A recent failed coup allegedly caused by the Gulenists – supporters of Fethullah Gulen, a 79-year-old exiled religious leader preaching that Turkey is becoming too secular as nation – led to a significant crackdown by Erdogan, resulting in 60 kidnappings of supposed Gulenists from overseas. This was not an isolated event, and the breach of human rights has been an ongoing concern for the EU; Turkish involvement in the Nagorno-Karabakh conflict has further exacerbated this, with the country’s support of Azerbaijan being criticised. Equally, the conflict has exposed the limits of Russian influence in the Caucasus region and potentially endangers an already complex relationship with the nation. Erdogan’s support of the UN-backed government in Libya has angered Russia further as well as Egypt and the UAE. Furthermore, Erdogan’s acquisition of the S-400 defence system from Russia drew disdain from fellow NATO member USA. Subsequent sanctions have only been held back by President Trump who considered Erdogan an ally. It is expected that President Biden will take a tougher approach to relations, with him noticeably referring to Erdogan as an ‘autocrat’ in 2017. As such, Erdogan’s foreign policy is having significant repercussions on the Turkish economy and its ability to form trade relationships with other countries.


However, Erdogan’s potentially riskiest policy is Turkey’s claim on recently discovered natural gas reserves in the eastern Mediterranean, a claim based only on the country’s unrecognised occupation of North Cyprus. Greece also maintains that it is entitled to a share of the benefits resulted from the production and exportation of any gas finds in the area, however this is disputed by Turkey. The situation has escalated, with Turkish warships blocking off the ‘Eni’ drilling in offshore Cyprus in early 2018. This they called ‘unilateral hydrocarbon-related activities,’ ignoring the ‘inalienable rights’ of Turkish Cypriot people, who are the claimed co-owners of that particular area. The dispute has led to the EU planning to impose economic sanctions on Turkey, which are set to be announced in March 2021. The severity of EU sanctions is uncertain however, with the bloc reluctant to impose hardship on its number one trading partner, as well as its biggest source of inward investment.

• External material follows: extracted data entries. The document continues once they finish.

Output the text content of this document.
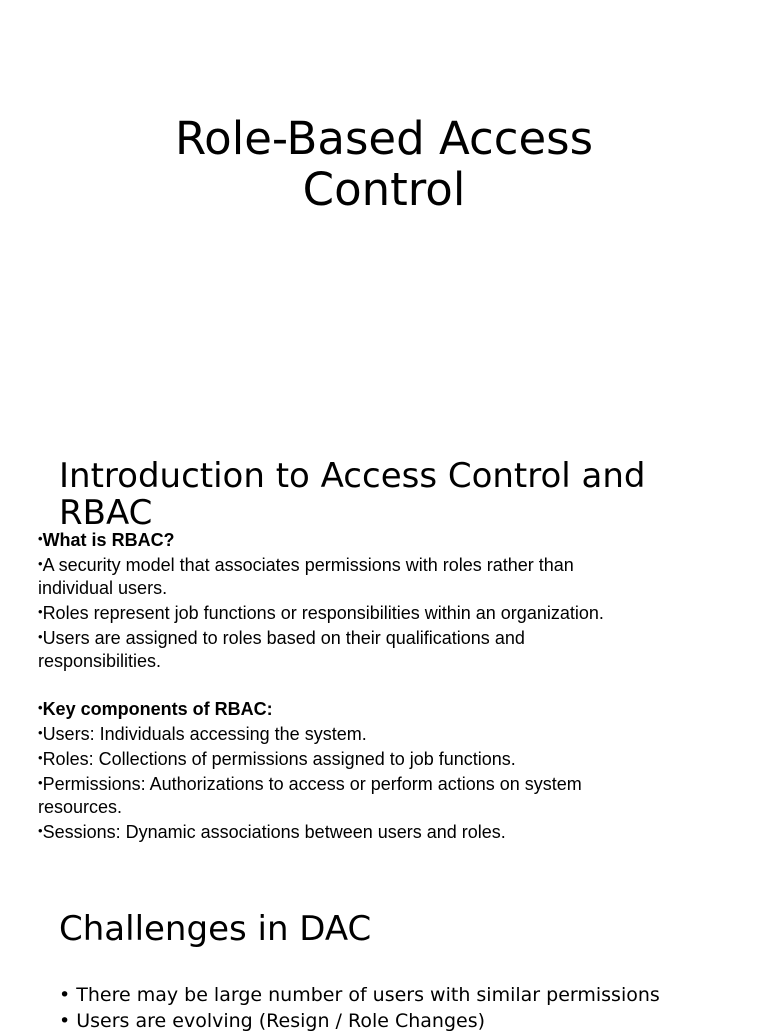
Role-Based Access
Control
Introduction to Access Control and
RBAC
•What is RBAC?
•A security model that associates permissions with roles rather than
individual users.
•Roles represent job functions or responsibilities within an organization.
•Users are assigned to roles based on their qualifications and
responsibilities.
•Key components of RBAC:
•Users: Individuals accessing the system.
•Roles: Collections of permissions assigned to job functions.
•Permissions: Authorizations to access or perform actions on system
resources.
•Sessions: Dynamic associations between users and roles.
Challenges in DAC
• There may be large number of users with similar permissions
• Users are evolving (Resign / Role Changes)
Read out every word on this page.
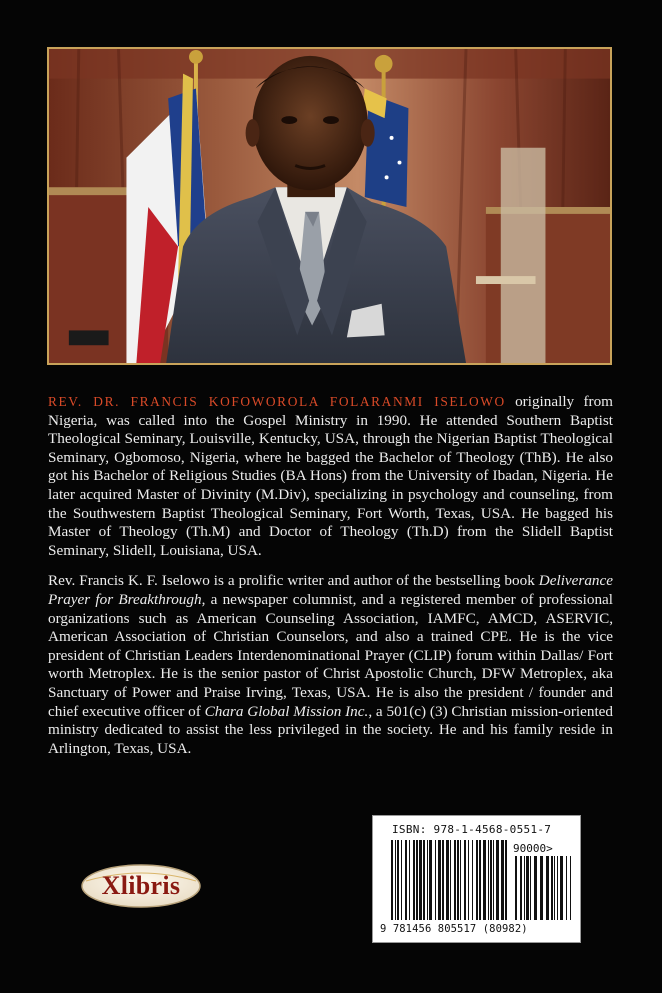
REV. DR. FRANCIS KOFOWOROLA FOLARANMI ISELOWO originally from Nigeria, was called into the Gospel Ministry in 1990. He attended Southern Baptist Theological Seminary, Louisville, Kentucky, USA, through the Nigerian Baptist Theological Seminary, Ogbomoso, Nigeria, where he bagged the Bachelor of Theology (ThB). He also got his Bachelor of Religious Studies (BA Hons) from the University of Ibadan, Nigeria. He later acquired Master of Divinity (M.Div), specializing in psychology and counseling, from the Southwestern Baptist Theological Seminary, Fort Worth, Texas, USA. He bagged his Master of Theology (Th.M) and Doctor of Theology (Th.D) from the Slidell Baptist Seminary, Slidell, Louisiana, USA.

Rev. Francis K. F. Iselowo is a prolific writer and author of the bestselling book Deliverance Prayer for Breakthrough, a newspaper columnist, and a registered member of professional organizations such as American Counseling Association, IAMFC, AMCD, ASERVIC, American Association of Christian Counselors, and also a trained CPE. He is the vice president of Christian Leaders Interdenominational Prayer (CLIP) forum within Dallas/ Fort worth Metroplex. He is the senior pastor of Christ Apostolic Church, DFW Metroplex, aka Sanctuary of Power and Praise Irving, Texas, USA. He is also the president / founder and chief executive officer of Chara Global Mission Inc., a 501(c) (3) Christian mission-oriented ministry dedicated to assist the less privileged in the society. He and his family reside in Arlington, Texas, USA.

ISBN: 978-1-4568-0551-7
90000>
9 781456 805517 (80982)
Xlibris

The aggressive foreign policy sentiment is, however, contributing to further economic instability. For example, Volkswagen’s cancelled plans to build a factory after a Turkish assault on Kurdish forces in 2019, according to the Financial Times. The difficulties in attracting foreign capital come at a time when Turkey’s economy is struggling. The lira has devalued by more than 25% against the dollar in 2020 and inflation rose to 14% last November, leading to a fall in investor confidence. Equally, iShares MSCI Turkey ETF, (made of 39 companies trading on the Istanbul Stock Exchange), has five- and three-year annualized returns of -8.92% and -19.62% respectively, suggesting that Turkey’s economic woes have been present for a while and need addressing.

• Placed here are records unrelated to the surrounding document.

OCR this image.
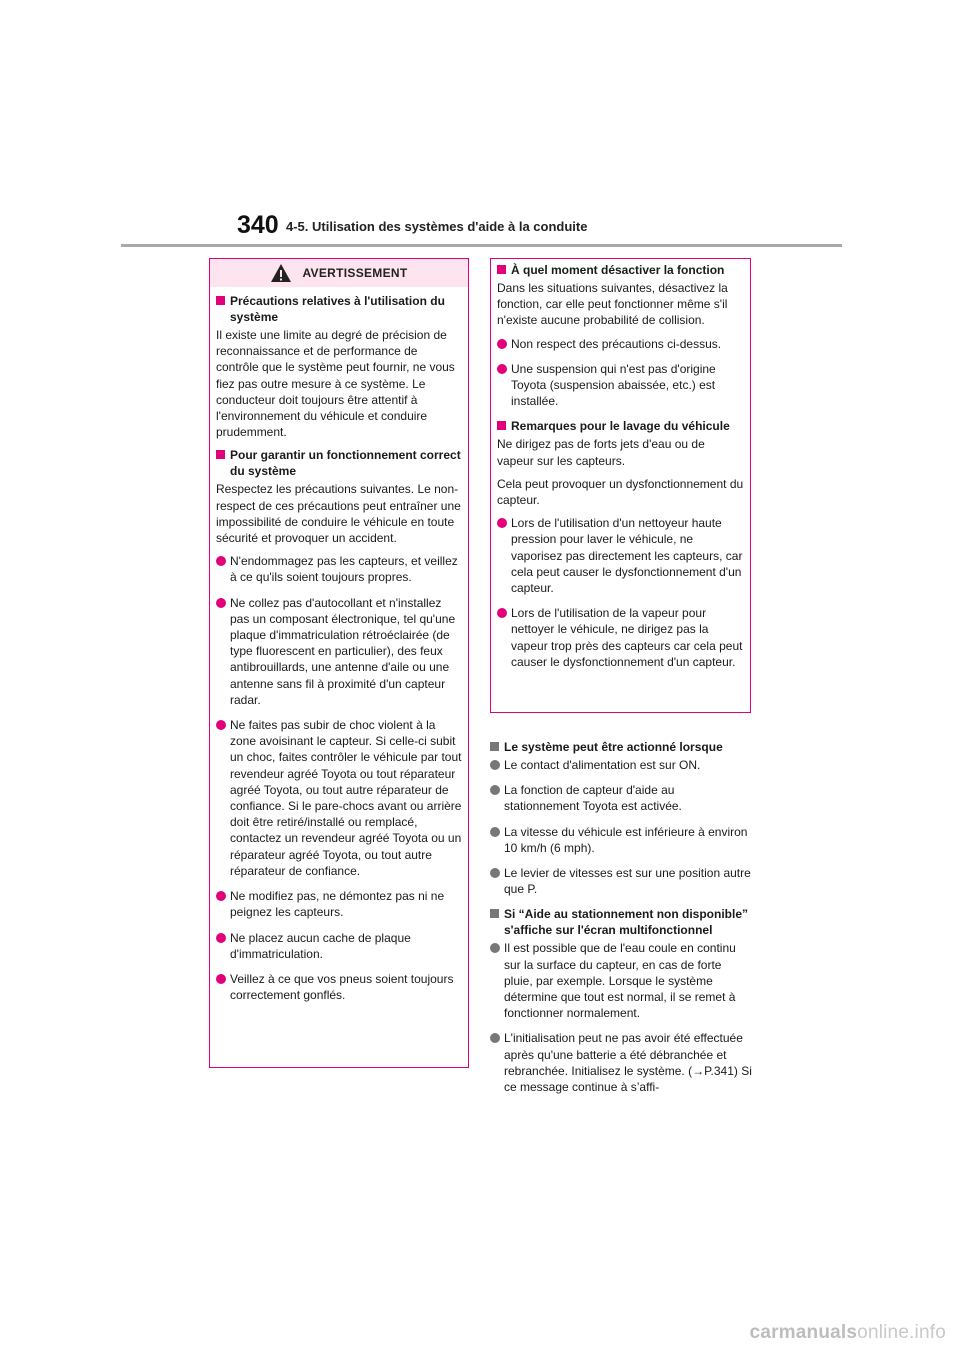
340 4-5. Utilisation des systèmes d'aide à la conduite
AVERTISSEMENT
Précautions relatives à l'utilisation du système

Il existe une limite au degré de précision de reconnaissance et de performance de contrôle que le système peut fournir, ne vous fiez pas outre mesure à ce système. Le conducteur doit toujours être attentif à l'environnement du véhicule et conduire prudemment.

Pour garantir un fonctionnement correct du système

Respectez les précautions suivantes. Le non-respect de ces précautions peut entraîner une impossibilité de conduire le véhicule en toute sécurité et provoquer un accident.

N'endommagez pas les capteurs, et veillez à ce qu'ils soient toujours propres.
Ne collez pas d'autocollant et n'installez pas un composant électronique, tel qu'une plaque d'immatriculation rétroéclairée (de type fluorescent en particulier), des feux antibrouillards, une antenne d'aile ou une antenne sans fil à proximité d'un capteur radar.
Ne faites pas subir de choc violent à la zone avoisinant le capteur. Si celle-ci subit un choc, faites contrôler le véhicule par tout revendeur agréé Toyota ou tout réparateur agréé Toyota, ou tout autre réparateur de confiance. Si le pare-chocs avant ou arrière doit être retiré/installé ou remplacé, contactez un revendeur agréé Toyota ou un réparateur agréé Toyota, ou tout autre réparateur de confiance.
Ne modifiez pas, ne démontez pas ni ne peignez les capteurs.
Ne placez aucun cache de plaque d'immatriculation.
Veillez à ce que vos pneus soient toujours correctement gonflés.
À quel moment désactiver la fonction

Dans les situations suivantes, désactivez la fonction, car elle peut fonctionner même s'il n'existe aucune probabilité de collision.

Non respect des précautions ci-dessus.
Une suspension qui n'est pas d'origine Toyota (suspension abaissée, etc.) est installée.
Remarques pour le lavage du véhicule

Ne dirigez pas de forts jets d'eau ou de vapeur sur les capteurs.

Cela peut provoquer un dysfonctionnement du capteur.

Lors de l'utilisation d'un nettoyeur haute pression pour laver le véhicule, ne vaporisez pas directement les capteurs, car cela peut causer le dysfonctionnement d'un capteur.
Lors de l'utilisation de la vapeur pour nettoyer le véhicule, ne dirigez pas la vapeur trop près des capteurs car cela peut causer le dysfonctionnement d'un capteur.
Le système peut être actionné lorsque
Le contact d'alimentation est sur ON.
La fonction de capteur d'aide au stationnement Toyota est activée.
La vitesse du véhicule est inférieure à environ 10 km/h (6 mph).
Le levier de vitesses est sur une position autre que P.
Si “Aide au stationnement non disponible” s'affiche sur l'écran multifonctionnel
Il est possible que de l'eau coule en continu sur la surface du capteur, en cas de forte pluie, par exemple. Lorsque le système détermine que tout est normal, il se remet à fonctionner normalement.
L'initialisation peut ne pas avoir été effectuée après qu'une batterie a été débranchée et rebranchée. Initialisez le système. (→P.341) Si ce message continue à s’affi-
carmanualsonline.info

However, belief may be restored to investors with the appointment of the new central bank governor, Nacil Agbal. He is set to end to the bank’s strategy of selling dollars to prop up the lira, estimated to have cost the bank 150 billion USD in the last two years, according to Goldman Sachs. This will protect Turkey’s limited foreign exchange reserves. Equally, he is willing to raise the bank’s main interest rate, which stands at 15%, seeking a ‘convincing improvement in inflation’. This has led to the lira gaining 0.7% on the dollar and resulting in $2bn of Turkish bonds and stocks being bought by investors. Yet, cautious optimism should be exercised, as Erdogan has dismissed two central bank governors in the last 18 months and stated that high-interest rates are ‘the mother and father of evil’.


Despite EU sanctions remaining uncertain, Turkish investors should still arguably be concerned. The aggressive and unpredictable nature of Erdogan’s foreign policy, causing Turkey to be increasingly economically and politically isolated, exacerbates the issues generated by the already unstable lira. Even if the sanctions imposed by the EU in March prove to be relatively mild, further penalties could be imposed unless Turkey maintains a consistent and cooperative foreign policy. It is yet to be seen whether Mr Agbal can control Turkey’s high inflation and promote investor confidence. Ultimately, pending sanctions suggest that any investment into Turkey should be approached with caution and perhaps someday Erdogan’s foreign policy will lead to the “door” closing on him.